I'd like to undersample the majority class before SMOTING, but I can't find a node that undersamples at a percentage level. I know that EqualSizeSampling exists, but I don't want equal size here, but I'd like to change the percentage of the majority class.
For example, if a majority class is the 80% of the dataset and the minority is the 20%, I'd like to make the majority class the 60% of the dataset and the minority the 40%.
I have solved the problem using a sorter (sorted the target class) followed by a row sampling
Also see my suggestion on your topic regarding cbo sampling.

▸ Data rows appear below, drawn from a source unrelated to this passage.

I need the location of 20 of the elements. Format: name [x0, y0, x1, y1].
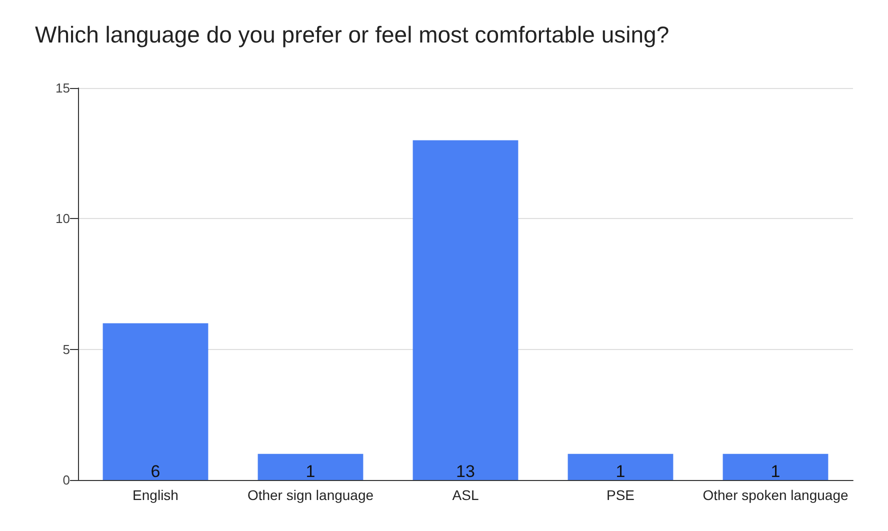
bar — [412, 140, 518, 480]
chart-title: Which language do you prefer or feel most comfortable using? — [35, 22, 670, 48]
bar — [568, 454, 674, 480]
x-tick-label: Other sign language — [247, 487, 374, 503]
x-tick-label: ASL — [452, 487, 479, 503]
x-tick-label: PSE — [606, 487, 635, 503]
data-label: 6 — [150, 462, 160, 481]
y-tick-label: 0 — [62, 472, 70, 488]
bar — [722, 454, 828, 480]
bar — [102, 323, 208, 480]
data-label: 1 — [306, 462, 316, 481]
y-tick-label: 5 — [62, 342, 70, 357]
y-tick-label: 15 — [56, 80, 70, 96]
data-label: 1 — [770, 462, 780, 481]
x-tick-label: English — [132, 487, 178, 503]
data-label: 13 — [456, 462, 475, 481]
y-tick-label: 10 — [56, 211, 70, 226]
data-label: 1 — [616, 462, 626, 481]
x-tick-label: Other spoken language — [702, 487, 848, 503]
bar — [258, 454, 364, 480]
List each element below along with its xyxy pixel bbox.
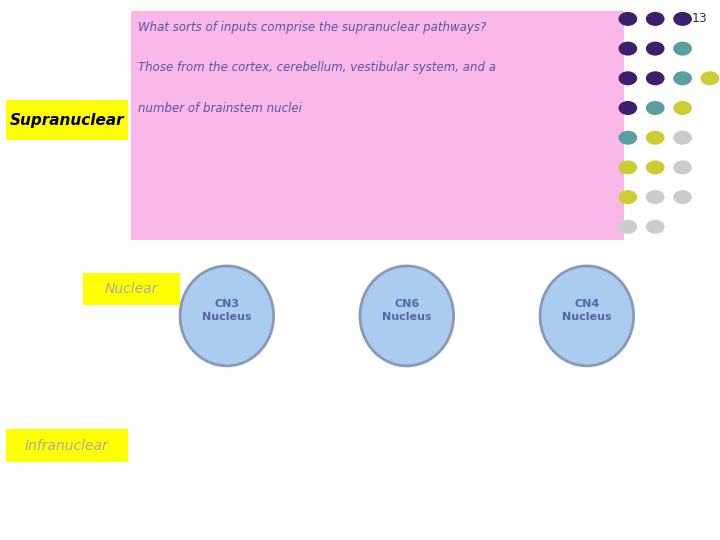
FancyBboxPatch shape bbox=[6, 429, 128, 462]
Circle shape bbox=[646, 190, 665, 204]
Circle shape bbox=[646, 160, 665, 174]
Circle shape bbox=[673, 12, 692, 26]
Text: CN3
Nucleus: CN3 Nucleus bbox=[202, 299, 251, 322]
Circle shape bbox=[646, 12, 665, 26]
Ellipse shape bbox=[180, 266, 274, 366]
Text: Supranuclear: Supranuclear bbox=[9, 113, 125, 127]
Ellipse shape bbox=[360, 266, 454, 366]
Circle shape bbox=[646, 220, 665, 234]
Circle shape bbox=[618, 190, 637, 204]
Circle shape bbox=[673, 160, 692, 174]
Text: CN4
Nucleus: CN4 Nucleus bbox=[562, 299, 611, 322]
Ellipse shape bbox=[540, 266, 634, 366]
Text: Those from the cortex, cerebellum, vestibular system, and a: Those from the cortex, cerebellum, vesti… bbox=[138, 61, 496, 74]
Circle shape bbox=[673, 42, 692, 56]
Text: CN6
Nucleus: CN6 Nucleus bbox=[382, 299, 431, 322]
Circle shape bbox=[646, 42, 665, 56]
Circle shape bbox=[646, 131, 665, 145]
FancyBboxPatch shape bbox=[131, 11, 624, 240]
Text: Infranuclear: Infranuclear bbox=[25, 438, 109, 453]
FancyBboxPatch shape bbox=[6, 100, 128, 140]
Circle shape bbox=[673, 190, 692, 204]
Circle shape bbox=[646, 71, 665, 85]
Circle shape bbox=[618, 160, 637, 174]
Text: number of brainstem nuclei: number of brainstem nuclei bbox=[138, 102, 302, 114]
Text: 13: 13 bbox=[691, 12, 707, 25]
Circle shape bbox=[618, 131, 637, 145]
Circle shape bbox=[618, 42, 637, 56]
Text: Nuclear: Nuclear bbox=[104, 282, 158, 296]
Circle shape bbox=[618, 220, 637, 234]
Circle shape bbox=[673, 71, 692, 85]
Text: What sorts of inputs comprise the supranuclear pathways?: What sorts of inputs comprise the supran… bbox=[138, 21, 487, 33]
Circle shape bbox=[646, 101, 665, 115]
Circle shape bbox=[701, 71, 719, 85]
FancyBboxPatch shape bbox=[83, 273, 180, 305]
Circle shape bbox=[618, 12, 637, 26]
Circle shape bbox=[618, 71, 637, 85]
Circle shape bbox=[673, 131, 692, 145]
Circle shape bbox=[673, 101, 692, 115]
Circle shape bbox=[618, 101, 637, 115]
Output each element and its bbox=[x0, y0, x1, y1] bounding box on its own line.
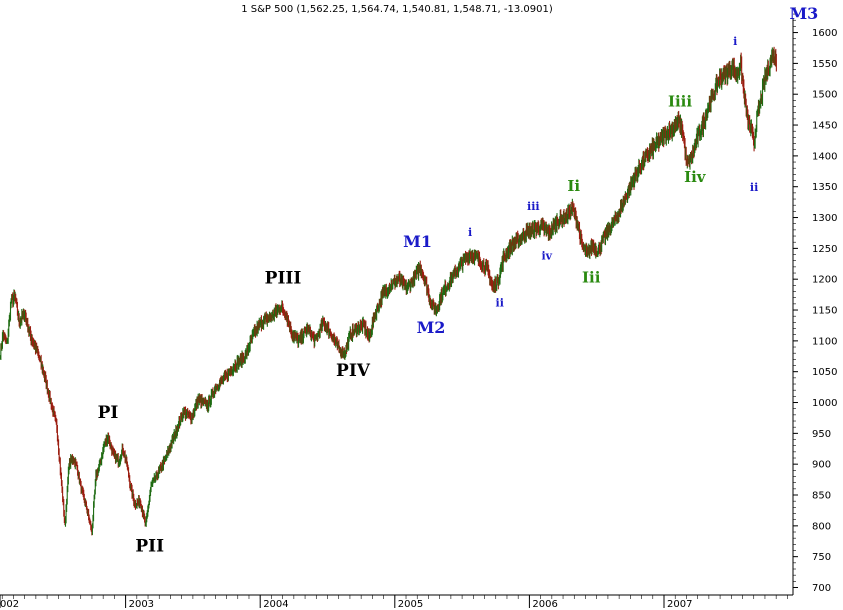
wave-label-intermediate: Iii bbox=[582, 268, 601, 286]
wave-label-intermediate: Iiii bbox=[668, 93, 692, 111]
wave-label-major: M3 bbox=[789, 4, 818, 23]
wave-label-intermediate: Ii bbox=[567, 177, 580, 195]
y-tick-label: 1600 bbox=[812, 28, 837, 39]
y-tick-label: 800 bbox=[812, 521, 831, 532]
x-tick-label: 2003 bbox=[129, 599, 154, 610]
y-tick-label: 1450 bbox=[812, 121, 837, 132]
wave-label-minor: iii bbox=[527, 200, 540, 213]
y-tick-label: 850 bbox=[812, 491, 831, 502]
y-tick-label: 1400 bbox=[812, 151, 837, 162]
x-tick-label: 2006 bbox=[532, 599, 557, 610]
y-tick-label: 1500 bbox=[812, 90, 837, 101]
wave-label-primary: PIV bbox=[336, 361, 371, 381]
wave-label-minor: i bbox=[468, 226, 472, 239]
y-tick-label: 1050 bbox=[812, 367, 837, 378]
wave-label-primary: PI bbox=[98, 403, 119, 423]
wave-label-minor: ii bbox=[750, 181, 758, 194]
wave-label-major: M1 bbox=[403, 232, 432, 251]
x-tick-label: 2005 bbox=[398, 599, 423, 610]
y-tick-label: 1150 bbox=[812, 306, 837, 317]
wave-label-minor: i bbox=[733, 35, 737, 48]
y-tick-label: 1550 bbox=[812, 59, 837, 70]
y-tick-label: 1200 bbox=[812, 275, 837, 286]
wave-label-minor: iv bbox=[542, 250, 553, 263]
x-tick-label: 2007 bbox=[667, 599, 692, 610]
x-axis: 002 2003 2004 2005 2006 2007 bbox=[0, 595, 788, 610]
wave-label-primary: PII bbox=[135, 537, 164, 557]
y-tick-label: 1100 bbox=[812, 336, 837, 347]
wave-labels: PIPIIPIIIPIVM1M2M3iiiiiiiviiiIiIiiIiiiIi… bbox=[98, 4, 819, 557]
wave-label-major: M2 bbox=[417, 318, 446, 337]
chart-title: 1 S&P 500 (1,562.25, 1,564.74, 1,540.81,… bbox=[241, 4, 553, 15]
y-axis: 700 750 800 850 900 950 1000 1050 1100 1150 1200 12… bbox=[793, 7, 837, 594]
wave-label-primary: PIII bbox=[265, 269, 302, 289]
wave-label-minor: ii bbox=[496, 296, 504, 309]
y-tick-label: 1300 bbox=[812, 213, 837, 224]
wave-label-intermediate: Iiv bbox=[684, 168, 707, 186]
y-tick-label: 950 bbox=[812, 429, 831, 440]
y-tick-label: 1000 bbox=[812, 398, 837, 409]
x-tick-label: 2004 bbox=[263, 599, 288, 610]
y-tick-label: 700 bbox=[812, 583, 831, 594]
y-tick-label: 900 bbox=[812, 460, 831, 471]
y-tick-label: 1250 bbox=[812, 244, 837, 255]
y-tick-label: 750 bbox=[812, 552, 831, 563]
price-series bbox=[0, 46, 777, 536]
x-tick-label: 002 bbox=[0, 599, 19, 610]
y-tick-label: 1350 bbox=[812, 182, 837, 193]
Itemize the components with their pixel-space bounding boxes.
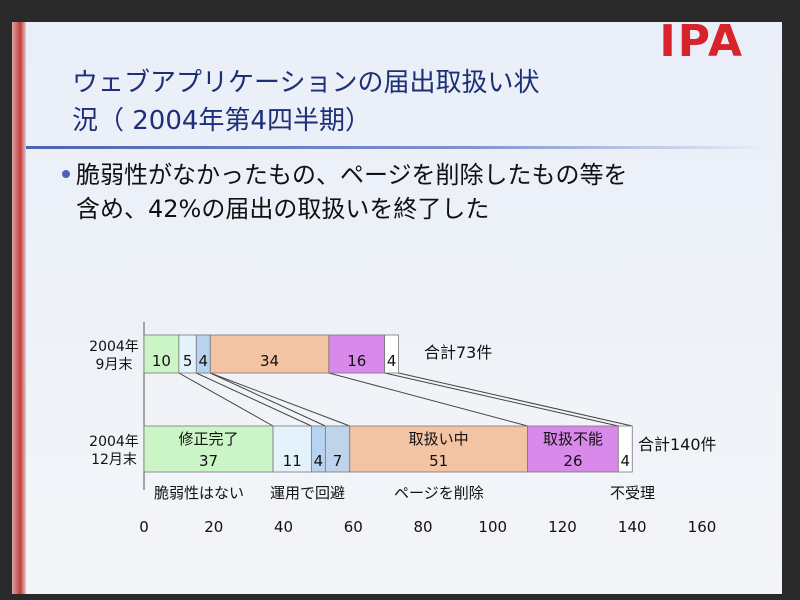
x-tick-label: 140 <box>618 518 647 536</box>
bullet-icon <box>62 170 70 178</box>
slide-accent-bar <box>12 22 26 594</box>
legend-label: 運用で回避 <box>270 484 345 502</box>
segment-label: 修正完了 <box>179 430 239 448</box>
segment-label: 取扱不能 <box>543 430 603 448</box>
connector-line <box>210 372 350 427</box>
bullet-line1: 脆弱性がなかったもの、ページを削除したもの等を <box>76 161 628 189</box>
bar-segment <box>384 334 399 374</box>
data-label: 51 <box>429 452 448 470</box>
x-tick-label: 120 <box>548 518 577 536</box>
data-label: 10 <box>152 352 171 370</box>
bar-segment <box>209 334 330 374</box>
segment-label: 取扱い中 <box>409 430 469 448</box>
legend-label: ページを削除 <box>394 484 484 502</box>
x-tick-label: 20 <box>204 518 223 536</box>
x-tick-label: 160 <box>688 518 717 536</box>
legend-label: 脆弱性はない <box>154 484 244 502</box>
slide: IPA ウェブアプリケーションの届出取扱い状 況（ 2004年第4四半期） 脆弱… <box>12 22 782 594</box>
connector-line <box>196 372 312 427</box>
bar-segment <box>324 425 351 473</box>
total-label: 合計73件 <box>424 343 492 362</box>
bar-segment <box>143 425 274 473</box>
title-divider <box>26 146 766 149</box>
category-label: 2004年 <box>89 434 139 450</box>
connector-line <box>210 372 326 427</box>
data-label: 5 <box>183 352 193 370</box>
connector-line <box>398 372 633 427</box>
connector-line <box>328 372 528 427</box>
slide-title-line1: ウェブアプリケーションの届出取扱い状 <box>72 68 540 98</box>
data-label: 7 <box>333 452 343 470</box>
x-tick-label: 40 <box>274 518 293 536</box>
data-label: 4 <box>199 352 209 370</box>
bar-segment <box>349 425 529 473</box>
category-label: 12月末 <box>91 452 137 468</box>
category-label: 9月末 <box>96 357 133 373</box>
slide-title: ウェブアプリケーションの届出取扱い状 況（ 2004年第4四半期） <box>72 64 632 140</box>
bar-segment <box>272 425 312 473</box>
bullet-line2: 含め、42%の届出の取扱いを終了した <box>76 195 490 223</box>
legend-label: 不受理 <box>610 484 655 502</box>
x-tick-label: 100 <box>478 518 507 536</box>
x-tick-label: 0 <box>139 518 149 536</box>
data-label: 4 <box>621 452 631 470</box>
data-label: 16 <box>347 352 366 370</box>
total-label: 合計140件 <box>638 435 717 454</box>
slide-title-line2: 況（ 2004年第4四半期） <box>72 106 371 136</box>
ipa-logo: IPA <box>659 22 744 67</box>
data-label: 37 <box>199 452 218 470</box>
bullet-text: 脆弱性がなかったもの、ページを削除したもの等を 含め、42%の届出の取扱いを終了… <box>76 158 736 226</box>
connector-line <box>384 372 619 427</box>
data-label: 11 <box>283 452 302 470</box>
connector-line <box>178 372 274 427</box>
data-label: 26 <box>563 452 582 470</box>
data-label: 4 <box>314 452 324 470</box>
x-tick-label: 60 <box>344 518 363 536</box>
category-label: 2004年 <box>89 339 139 355</box>
data-label: 34 <box>260 352 279 370</box>
x-tick-label: 80 <box>413 518 432 536</box>
data-label: 4 <box>387 352 397 370</box>
bar-segment <box>617 425 633 473</box>
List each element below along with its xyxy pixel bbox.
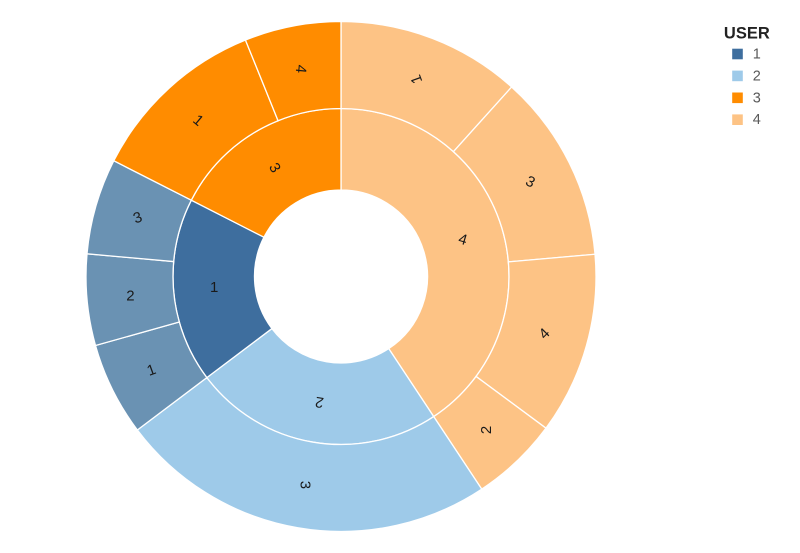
svg-text:3: 3 xyxy=(297,481,314,489)
svg-text:USER: USER xyxy=(724,24,770,42)
svg-text:4: 4 xyxy=(753,112,761,128)
svg-text:2: 2 xyxy=(126,288,134,305)
svg-text:3: 3 xyxy=(753,90,761,106)
svg-text:1: 1 xyxy=(210,279,218,296)
svg-text:2: 2 xyxy=(478,426,495,434)
svg-text:4: 4 xyxy=(292,64,310,74)
svg-text:2: 2 xyxy=(753,68,761,84)
svg-text:1: 1 xyxy=(753,47,761,63)
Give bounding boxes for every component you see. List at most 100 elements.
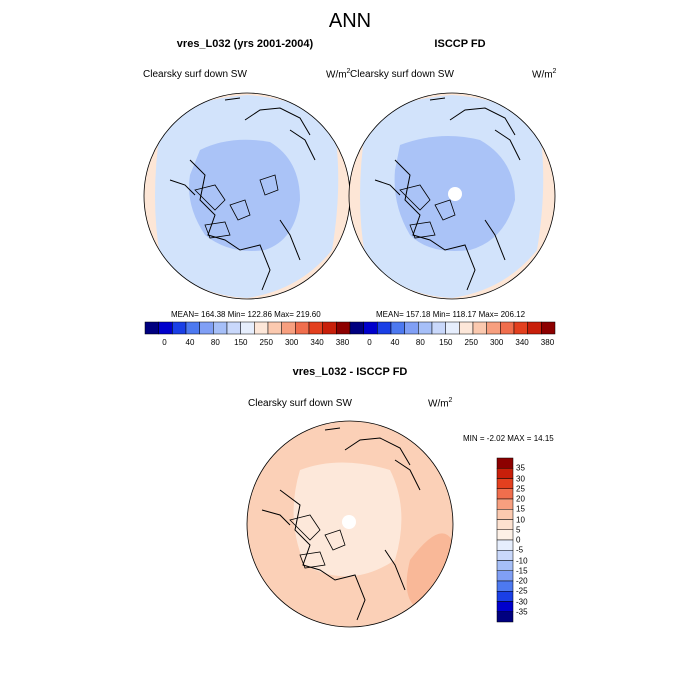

My guess is that you’ll have to build your own sampling algorithm using the available nodes (optionally you can organize them into a metanode). For example, using group by, you can calculate the relative frequency of each class. Then derive the sampling rate from that for each class using e.g. Math node or rule engine (whatever fits). Convert this table into a flow variable (e.g row to flow var). Finally, create a group loop with your microdata as input and with a sampling node inside (you could even choose the sampling node type with case node, etc.), connect the flow variable to the loop (that’s a bit of a fiddling part) and make the sampling rate depend on the flow variable. Maybe its necessary to use two loop start nodes (1 for microdata, another for sampling rates) and to connect them between each other - not sure, as i haven’t tried it myself.
At least something to explore